You probably just don't have the hang of it yet. It's very good but it's not a mind reader and if you have something specific you want, it's best to just articulate that exactly as best you can ("I want a test harness for <specific_tool>, which you can find <here>"). You need to explain that you want tests that assert on observable outcomes and state, not internal structure, use real objects not mocks, property based testing for invariants, etc. It's a feedback loop between yourself and the agent that you must develop a bit before you start seeing "magic" results. A typical session for me looks like:
- I ask for something highly general and claude explores a bit and responds.
- We go back and forth a bit on precisely what I'm asking for. Maybe I correct it a few times and maybe it has a few ideas I didn't know about/think of.
- It writes some kind of plan to a markdown file. In a fresh session I tell a new instance to execute the plan.
- After it's done, I skim the broad strokes of the code and point out any code/architectural smells.
- I ask it to review it's own work and then critique that review, etc. We write tests.
Perhaps that sounds like a lot but typically this process takes around 30-45 minutes of intermittent focus and the result will be several thousand lines of pretty good, working code.
I absolutely have the hang of Claude and I still find that it can make those ridiculous mistakes, like replicating logic into a test rather than testing a function directly, talking to a local pg that was stale/ running, etc. I have a ton of skills and pre-written prompts for testing practices but, over longer contexts, it will forget and do these things, or get confused, etc.
You can minimize these problems with TLC but ultimately it just will keep fucking up.
My favorite is when you need to rebuild/restart outside of claude and it will "fix the bug" and argue with you about whether or not you actually rebuilt and restarted whatever it is you're working on.
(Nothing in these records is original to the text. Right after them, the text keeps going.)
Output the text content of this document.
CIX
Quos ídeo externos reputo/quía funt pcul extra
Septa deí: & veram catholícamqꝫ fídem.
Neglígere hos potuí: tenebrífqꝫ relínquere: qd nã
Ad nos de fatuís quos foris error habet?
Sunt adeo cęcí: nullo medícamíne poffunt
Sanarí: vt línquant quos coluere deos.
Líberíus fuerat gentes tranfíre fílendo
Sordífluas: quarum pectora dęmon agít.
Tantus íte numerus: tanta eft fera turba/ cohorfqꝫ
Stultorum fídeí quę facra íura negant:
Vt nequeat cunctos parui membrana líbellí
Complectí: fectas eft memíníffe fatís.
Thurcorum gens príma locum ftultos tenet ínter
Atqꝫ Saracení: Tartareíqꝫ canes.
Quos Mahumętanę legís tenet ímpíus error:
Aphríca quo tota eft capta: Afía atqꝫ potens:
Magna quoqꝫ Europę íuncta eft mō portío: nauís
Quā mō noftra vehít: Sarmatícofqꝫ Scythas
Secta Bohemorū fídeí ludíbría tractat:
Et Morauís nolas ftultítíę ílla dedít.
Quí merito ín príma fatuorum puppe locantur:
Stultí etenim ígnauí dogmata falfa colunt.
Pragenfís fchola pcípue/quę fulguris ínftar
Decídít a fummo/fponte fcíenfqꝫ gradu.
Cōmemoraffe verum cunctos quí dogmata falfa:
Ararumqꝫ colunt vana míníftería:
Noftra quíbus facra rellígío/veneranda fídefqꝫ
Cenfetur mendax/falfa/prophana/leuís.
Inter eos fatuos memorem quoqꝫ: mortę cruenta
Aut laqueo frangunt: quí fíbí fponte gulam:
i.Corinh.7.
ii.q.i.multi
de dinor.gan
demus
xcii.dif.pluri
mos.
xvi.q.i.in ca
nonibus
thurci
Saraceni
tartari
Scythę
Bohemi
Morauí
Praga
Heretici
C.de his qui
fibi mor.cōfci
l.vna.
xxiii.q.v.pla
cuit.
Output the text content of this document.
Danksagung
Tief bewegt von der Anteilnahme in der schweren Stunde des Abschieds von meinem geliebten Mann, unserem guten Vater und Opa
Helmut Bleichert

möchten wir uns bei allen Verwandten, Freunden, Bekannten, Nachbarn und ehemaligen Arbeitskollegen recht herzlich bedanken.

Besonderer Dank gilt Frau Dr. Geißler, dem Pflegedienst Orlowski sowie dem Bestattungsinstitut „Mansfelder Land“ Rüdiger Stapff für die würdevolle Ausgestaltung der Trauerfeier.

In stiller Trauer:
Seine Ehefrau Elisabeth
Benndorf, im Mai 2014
It would rather call you a liar than realize it didn't do anything.
this is a pretty annoying problem -- i just intentionally solve it by asking claude to always use the right build command after each batch of modifications, etc
"That's an old run, rebuild and the new version will work" lol
With the back and forth refining I find it very useful to tell Claude to 'ask questions when uncertain' and/or to 'suggest a few options on how to solve this and let me choose / discuss'
This has made my planning / research phase so much better.
Yes pretty much my workflow. I also keep all my task.md files around as part of the repo, and they get filled up with work details as the agent closes the gates. At the end of each one I update the project memory file, this ensures I can always resume any task in a few tokens (memory file + task file == full info to work on it).
Pretty good workflow. But you need to change the order of the tests and have it write the tests first. (TDD)
I mean I’ve been using AI close to 4 years now and I’ve been using agents off and on for over a year now. What you’re describing is exactly what I’m doing.
I’m not seeing anyone at work either out of hundreds of devs who is regularly cranking out several thousand lines of pretty good working code in 30-45 minutes.
What’s an example of something you built today like this?